Recente ontdekkingen in Tel 'Erani onthullen dat bananen al in 1000 v.Chr. de Judese kust bereikten, wat de eerdere opvattingen over handelsnetwerken in de IJzertijd verandert. De banaanresten werden gevonden in 3000 jaar oude graven. Dit suggereert dat de langeafstandshandel tussen de Levant en verre regio's uitgebreider was dan eerder werd aangenomen.

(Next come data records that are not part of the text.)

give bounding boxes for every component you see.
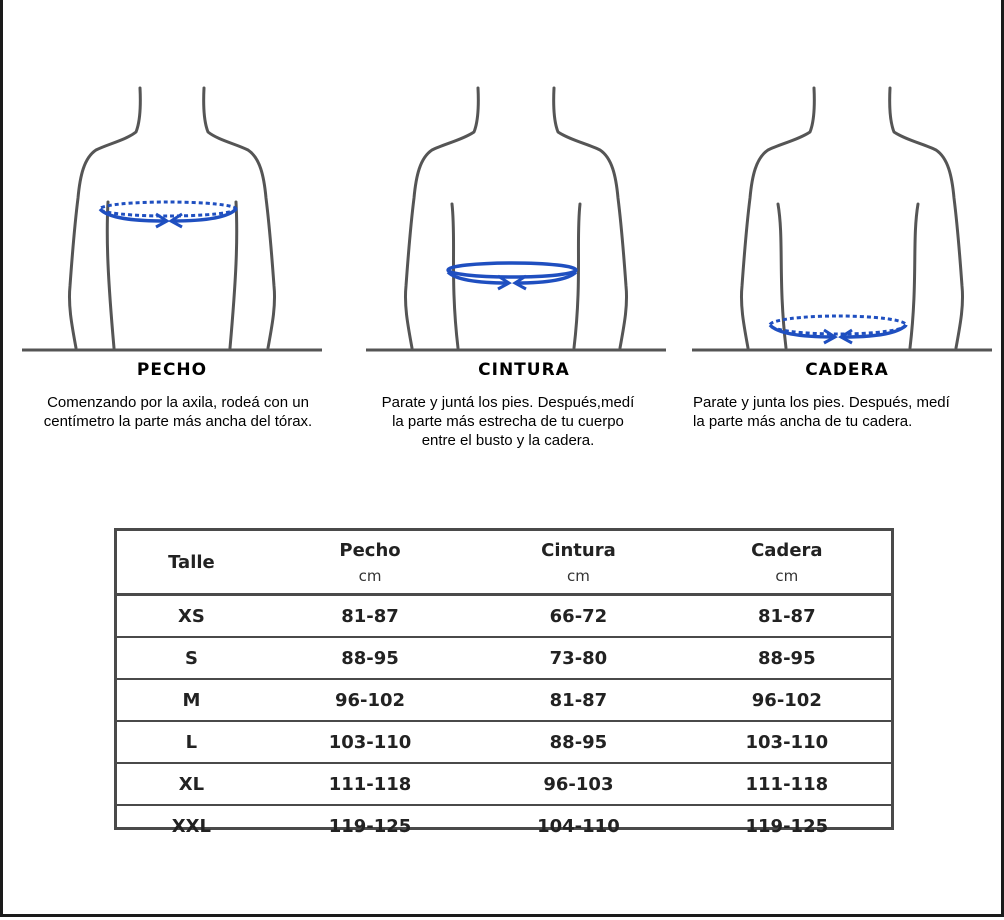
table-header bbox=[117, 531, 891, 596]
chest-title: PECHO bbox=[136, 360, 208, 380]
size-table bbox=[114, 528, 894, 837]
hip-title: CADERA bbox=[805, 360, 889, 380]
hip-cell: 96-102 bbox=[751, 689, 822, 711]
chest-measure-illustration bbox=[22, 80, 322, 352]
waist-title: CINTURA bbox=[478, 360, 570, 380]
waist-cell: 73-80 bbox=[549, 647, 608, 669]
hip-cell: 103-110 bbox=[745, 731, 829, 753]
waist-cell: 104-110 bbox=[537, 815, 620, 837]
chest-description: Comenzando por la axila, rodeá con un centímetro la parte más ancha del tórax. bbox=[43, 394, 313, 430]
hip-cell: 119-125 bbox=[745, 815, 829, 837]
chest-cell: 103-110 bbox=[328, 731, 412, 753]
waist-cell: 66-72 bbox=[549, 605, 608, 627]
chest-cell: 119-125 bbox=[328, 815, 412, 837]
chest-cell: 96-102 bbox=[334, 689, 406, 711]
size-cell: XS bbox=[178, 605, 205, 627]
table-row bbox=[117, 804, 891, 846]
waist-measure-illustration bbox=[366, 80, 666, 352]
size-cell: XL bbox=[178, 773, 205, 795]
size-cell: XXL bbox=[171, 815, 212, 837]
size-cell: L bbox=[185, 731, 198, 753]
waist-cell: 81-87 bbox=[549, 689, 608, 711]
header-waist: Cintura cm bbox=[541, 539, 616, 585]
size-cell: S bbox=[184, 647, 198, 669]
table-row bbox=[117, 762, 891, 804]
waist-cell: 88-95 bbox=[549, 731, 608, 753]
table-row bbox=[117, 720, 891, 762]
hip-cell: 111-118 bbox=[745, 773, 829, 795]
header-chest: Pecho cm bbox=[339, 539, 401, 585]
header-size: Talle bbox=[168, 551, 215, 573]
table-row bbox=[117, 596, 891, 636]
chest-cell: 81-87 bbox=[341, 605, 399, 627]
waist-description: Parate y juntá los pies. Después,medí la parte más estrecha de tu cuerpo entre el busto y la cadera. bbox=[381, 394, 635, 449]
table-row bbox=[117, 636, 891, 678]
hip-cell: 81-87 bbox=[758, 605, 816, 627]
header-hip: Cadera cm bbox=[751, 539, 823, 585]
waist-cell: 96-103 bbox=[543, 773, 614, 795]
hip-cell: 88-95 bbox=[758, 647, 816, 669]
chest-cell: 88-95 bbox=[341, 647, 399, 669]
size-cell: M bbox=[182, 689, 201, 711]
table-row bbox=[117, 678, 891, 720]
hip-description: Parate y junta los pies. Después, medí la parte más ancha de tu cadera. bbox=[693, 394, 950, 430]
hip-measure-illustration bbox=[692, 80, 992, 352]
chest-cell: 111-118 bbox=[328, 773, 412, 795]
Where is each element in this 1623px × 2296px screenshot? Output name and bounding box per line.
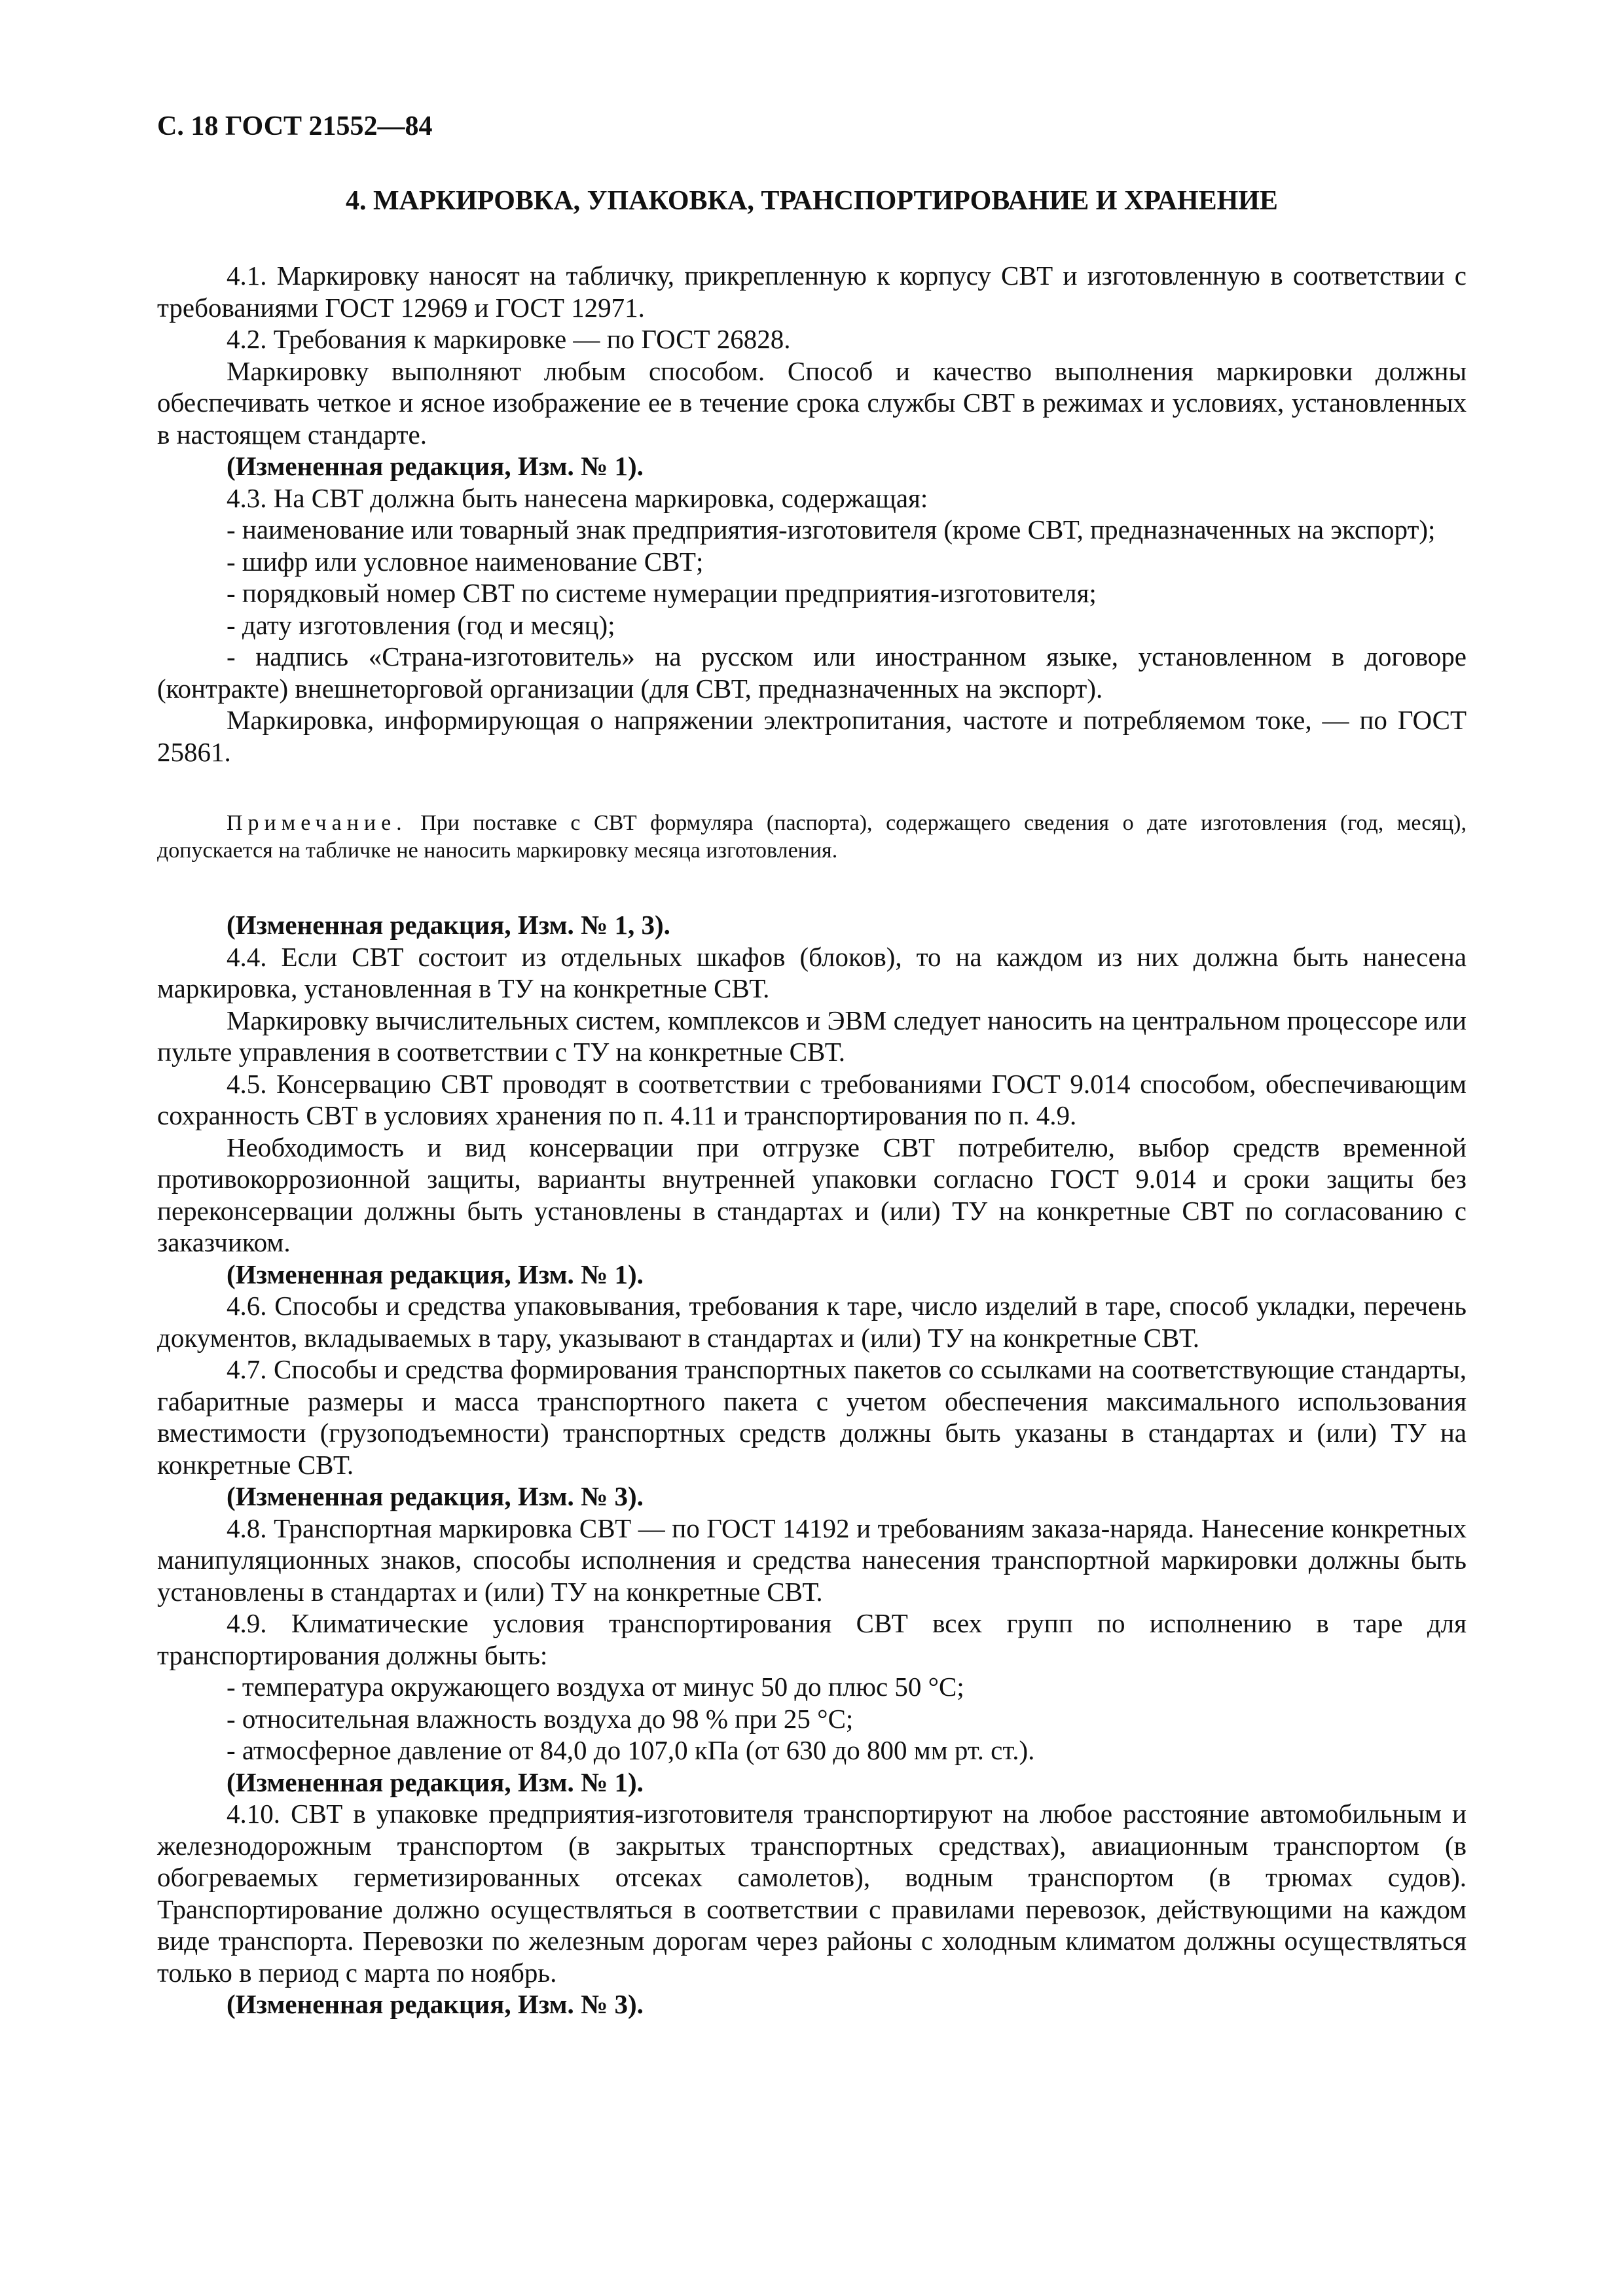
revision-note: (Измененная редакция, Изм. № 1, 3). xyxy=(227,910,670,940)
revision-note: (Измененная редакция, Изм. № 1). xyxy=(227,451,644,481)
list-item: - дату изготовления (год и месяц); xyxy=(227,609,615,640)
list-item: - шифр или условное наименование СВТ; xyxy=(227,546,704,577)
paragraph: 4.9. Климатические условия транспортирования СВТ всех групп по исполнению в таре для транспортирования должны быть: xyxy=(157,1608,1467,1670)
paragraph: Маркировка, информирующая о напряжении электропитания, частоте и потребляемом токе, — по ГОСТ 25861. xyxy=(157,705,1467,767)
paragraph: 4.6. Способы и средства упаковывания, требования к таре, число изделий в таре, способ укладки, перечень документов, вкладываемых в тару, указывают в стандартах и (или) ТУ на конкретные СВТ. xyxy=(157,1291,1467,1353)
list-item: - относительная влажность воздуха до 98 % при 25 °С; xyxy=(227,1703,854,1734)
revision-note: (Измененная редакция, Изм. № 1). xyxy=(227,1259,644,1289)
page-header: С. 18 ГОСТ 21552—84 xyxy=(157,111,433,141)
paragraph: 4.5. Консервацию СВТ проводят в соответствии с требованиями ГОСТ 9.014 способом, обеспечивающим сохранность СВТ в условиях хранения по п. 4.11 и транспортирования по п. 4.9. xyxy=(157,1068,1467,1130)
paragraph: Маркировку вычислительных систем, комплексов и ЭВМ следует наносить на центральном процессоре или пульте управления в соответствии с ТУ на конкретные СВТ. xyxy=(157,1005,1467,1067)
paragraph: Маркировку выполняют любым способом. Способ и качество выполнения маркировки должны обеспечивать четкое и ясное изображение ее в течение срока службы СВТ в режимах и условиях, установленных в настоящем стандарте. xyxy=(157,355,1467,450)
document-page xyxy=(157,108,1467,2020)
list-item: - наименование или товарный знак предприятия-изготовителя (кроме СВТ, предназначенных на экспорт); xyxy=(227,514,1436,545)
paragraph: 4.10. СВТ в упаковке предприятия-изготовителя транспортируют на любое расстояние автомобильным и железнодорожным транспортом (в закрытых транспортных средствах), авиационным транспортом (в обогреваемых герметизированных отсеках самолетов), водным транспортом (в трюмах судов). Транспортирование должно осуществляться в соответствии с правилами перевозок, действующими на каждом виде транспорта. Перевозки по железным дорогам через районы с холодным климатом должны осуществляться только в период с марта по ноябрь. xyxy=(157,1799,1467,1988)
section-body-after-note xyxy=(157,909,1467,2020)
paragraph: 4.3. На СВТ должна быть нанесена маркировка, содержащая: xyxy=(227,482,928,513)
list-item: - надпись «Страна-изготовитель» на русском или иностранном языке, установленном в договоре (контракте) внешнеторговой организации (для СВТ, предназначенных на экспорт). xyxy=(157,641,1467,704)
paragraph: 4.4. Если СВТ состоит из отдельных шкафов (блоков), то на каждом из них должна быть нанесена маркировка, установленная в ТУ на конкретные СВТ. xyxy=(157,941,1467,1003)
paragraph: 4.7. Способы и средства формирования транспортных пакетов со ссылками на соответствующие стандарты, габаритные размеры и масса транспортного пакета с учетом обеспечения максимального использования вместимости (грузоподъемности) транспортных средств должны быть указаны в стандартах и (или) ТУ на конкретные СВТ. xyxy=(157,1354,1467,1480)
revision-note: (Измененная редакция, Изм. № 3). xyxy=(227,1989,644,2019)
section-title: 4. МАРКИРОВКА, УПАКОВКА, ТРАНСПОРТИРОВАНИЕ И ХРАНЕНИЕ xyxy=(346,186,1278,216)
paragraph: 4.8. Транспортная маркировка СВТ — по ГОСТ 14192 и требованиям заказа-наряда. Нанесение конкретных манипуляционных знаков, способы исполнения и средства нанесения транспортной маркировки должны быть установлены в стандартах и (или) ТУ на конкретные СВТ. xyxy=(157,1513,1467,1607)
note-text: При поставке с СВТ формуляра (паспорта), содержащего сведения о дате изготовления (год, месяц), допускается на табличке не наносить маркировку месяца изготовления. xyxy=(157,811,1467,863)
note xyxy=(157,810,1467,865)
list-item: - атмосферное давление от 84,0 до 107,0 кПа (от 630 до 800 мм рт. ст.). xyxy=(227,1735,1035,1765)
list-item: - температура окружающего воздуха от минус 50 до плюс 50 °С; xyxy=(227,1672,964,1702)
revision-note: (Измененная редакция, Изм. № 3). xyxy=(227,1481,644,1511)
paragraph: Необходимость и вид консервации при отгрузке СВТ потребителю, выбор средств временной противокоррозионной защиты, варианты внутренней упаковки согласно ГОСТ 9.014 и сроки защиты без переконсервации должны быть установлены в стандартах и (или) ТУ на конкретные СВТ по согласованию с заказчиком. xyxy=(157,1132,1467,1257)
section-body-before-note xyxy=(157,260,1467,768)
paragraph: 4.2. Требования к маркировке — по ГОСТ 26828. xyxy=(227,324,791,354)
list-item: - порядковый номер СВТ по системе нумерации предприятия-изготовителя; xyxy=(227,578,1097,608)
revision-note: (Измененная редакция, Изм. № 1). xyxy=(227,1767,644,1797)
note-label: Примечание. xyxy=(227,811,407,835)
paragraph: 4.1. Маркировку наносят на табличку, прикрепленную к корпусу СВТ и изготовленную в соответствии с требованиями ГОСТ 12969 и ГОСТ 12971. xyxy=(157,260,1467,323)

Onderzoekers van de Bar-Ilan Universiteit en het Max Planck Instituut voerden de analyse uit. Ze analyseerden tandplak van individuen die begraven waren op de Tel Erani-locatie. De analyse identificeerde banaan zetmeelkorrels, samen met sesam en gierst, die in die periode niet inheems waren in de Levant.
Deze ontdekking wijst op de import van gedroogd fruit, mogelijk uit Zuid-Azië, en mogelijk experimentele teelt met behulp van geïmporteerde stekken. De bevindingen plaatsen het Filistijnse Palestina uit de IJzertijd binnen een wijdvertakt commercieel netwerk waarvan eerder werd gedacht dat het pas in latere eeuwen bestond. Dit benadrukt het naar buiten gerichte karakter en de interne diversiteit van Filistijnen.